DO AMOR E SEUS DESTINOS 1
Amar dá trabalho...
É sobre o amor e sua importância na fundação do psiquismo humano que vou buscar explicitar, e também implicar, nos implicar...
Podemos ver quão potente se tornou ao sujeito contemporâneo o imaginário em torno do amor romântico. Aqui, vou buscar ressaltar as condições culturais e históricas que constituíram a apreensão contemporânea do ideal do amor romântico e seu valor no campo de ideais do sujeito.
Quando aponto condições culturais e históricas da vivência do amor, busco marcar a existência de certas concepções essencialistas do amor, que o concebem como algo cuja vivência e importância psíquica e social seriam invariáveis e iguais a si mesmas. A História, a Antropologia Cultural, a Filosofia, a Literatura e a Psicanálise, para ficar por aqui, mostram que o amor e seu papel na subjetividade humana variaram imensamente ao longo da história.

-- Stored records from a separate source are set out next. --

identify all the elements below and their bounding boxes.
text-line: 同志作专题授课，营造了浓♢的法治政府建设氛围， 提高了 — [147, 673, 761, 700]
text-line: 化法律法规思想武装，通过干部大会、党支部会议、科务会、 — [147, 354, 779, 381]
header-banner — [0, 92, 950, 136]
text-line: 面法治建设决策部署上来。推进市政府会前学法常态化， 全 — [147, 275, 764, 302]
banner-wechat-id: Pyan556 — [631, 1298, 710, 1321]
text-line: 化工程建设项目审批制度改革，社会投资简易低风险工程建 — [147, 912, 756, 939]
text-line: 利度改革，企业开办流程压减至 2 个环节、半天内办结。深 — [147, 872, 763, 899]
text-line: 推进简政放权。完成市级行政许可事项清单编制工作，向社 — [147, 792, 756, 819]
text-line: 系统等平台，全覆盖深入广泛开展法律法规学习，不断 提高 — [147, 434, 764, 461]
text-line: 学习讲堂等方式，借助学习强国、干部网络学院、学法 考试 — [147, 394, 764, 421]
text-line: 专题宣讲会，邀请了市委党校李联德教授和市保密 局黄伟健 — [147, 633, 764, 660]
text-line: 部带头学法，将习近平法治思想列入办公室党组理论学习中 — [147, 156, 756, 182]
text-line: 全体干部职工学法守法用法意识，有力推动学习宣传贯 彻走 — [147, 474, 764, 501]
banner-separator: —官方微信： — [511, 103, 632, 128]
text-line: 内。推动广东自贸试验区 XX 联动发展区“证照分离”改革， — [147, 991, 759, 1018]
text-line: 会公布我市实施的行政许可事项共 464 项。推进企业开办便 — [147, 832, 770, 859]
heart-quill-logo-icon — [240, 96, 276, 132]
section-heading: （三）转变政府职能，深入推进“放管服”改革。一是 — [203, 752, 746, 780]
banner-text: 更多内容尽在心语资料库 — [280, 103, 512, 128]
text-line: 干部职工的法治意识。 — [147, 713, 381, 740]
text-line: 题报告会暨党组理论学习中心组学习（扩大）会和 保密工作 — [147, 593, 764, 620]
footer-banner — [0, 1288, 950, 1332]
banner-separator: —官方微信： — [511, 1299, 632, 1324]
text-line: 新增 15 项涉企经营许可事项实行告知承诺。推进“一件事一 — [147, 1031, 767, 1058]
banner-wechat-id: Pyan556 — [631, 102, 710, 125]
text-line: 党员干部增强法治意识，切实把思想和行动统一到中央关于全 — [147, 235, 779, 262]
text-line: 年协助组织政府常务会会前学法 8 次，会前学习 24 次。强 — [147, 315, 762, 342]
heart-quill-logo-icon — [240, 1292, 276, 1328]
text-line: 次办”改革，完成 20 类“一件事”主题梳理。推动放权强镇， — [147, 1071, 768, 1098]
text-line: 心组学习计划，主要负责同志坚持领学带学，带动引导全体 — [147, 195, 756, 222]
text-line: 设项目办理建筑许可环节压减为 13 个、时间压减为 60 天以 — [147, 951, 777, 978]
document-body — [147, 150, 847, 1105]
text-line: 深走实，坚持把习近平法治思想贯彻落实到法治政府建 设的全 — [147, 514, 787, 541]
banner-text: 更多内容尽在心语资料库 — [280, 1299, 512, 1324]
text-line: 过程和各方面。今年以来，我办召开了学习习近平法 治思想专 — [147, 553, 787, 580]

Para fazermos um paralelo rápido, imaginemo-nos dizendo a um homem livre na polis grega 2.500 anos atrás, que a grande experiência de êxtase atingível seria a recomendada pelos poetas românticos do século 19, de que morrer pelo amor a uma mulher tem um quê do inefável prazer da fumaça que sai do cachimbo...Ele certamente rolaria de rir, nos dizendo que as mulheres, os escravos e os animais pertencem à ordem da necessidade e não à ordem da liberdade à qual ele pertence. Na Grécia, a ética pederasta era o auge da apreensão subjetiva do amor pelos homens livres.
Apenas uma comparação histórica rápida para dar uma idéia do que procuro mostrar. Em outras oportunidades, espero poder olhar de forma mais acurada para a especificidade das vivências amorosas ao longo de determinadas épocas históricas. Por hoje, esta comparação é suficiente para nos instigar a pensar em torno de quais condições o amor passou a ter a importância psíquica que tem hoje e qual é ela.
Como podemos circunscrever esta importância?
No projeto de uma série de conferências que promovo há um ano, chamado “Senso e Contra Senso da Revolta”, venho apresentando o fenômeno do rebaixamento do valor dos ideais na contemporaneidade, me referindo à perda do conjunto de investimentos afetivos em ideais que, no processo de sua construção, possam oferecer possibilidades de novos sentidos para a vida. Levanto a hipótese - e vou buscar mostrar aqui em outros artigos as mediações – que tal rebaixamento vem sendo há tempos concomitante a uma substituição que podemos colocar sob a expressão: “Não sonhe nada! Nós sonhamos por você. Seu sonho está pronto, aqui, neste objeto de consumo que te oferecemos”.
Parece que fomos sendo paulatinamente convencidos a substituir a árdua e grande tarefa de constituir e sustentar nossas relações com um campo de ideais pelo apelo ao pronto do objeto de consumo. O objeto aparece assim como garantindo minha pertinência frente ao olhar do outro, olhar que estrutura a relação que tenho comigo mesmo.
Se tomarmos o conteúdo dessa diretiva acima e levando em conta o que nos ensina a psicanálise, no que tange à importância fundacional da relação com o outro e seu olhar no processo de constituição da subjetividade, podemos perceber algo do paradoxo moderno na relação dos sujeitos com o ideal do amor romântico:
“Quero muito amar, parece a redenção para mim, já que mostra ser o único ideal em que tenho que me implicar sem comprar, que o consumo já não cumpre sua promessa, mas será que consigo sendo que no amor o outro precisa existir, também no seu potencial de me fazer sofrer. Quero café descafeinado, chocolate laxante, amor sem sofrimento. Em que balcão está?”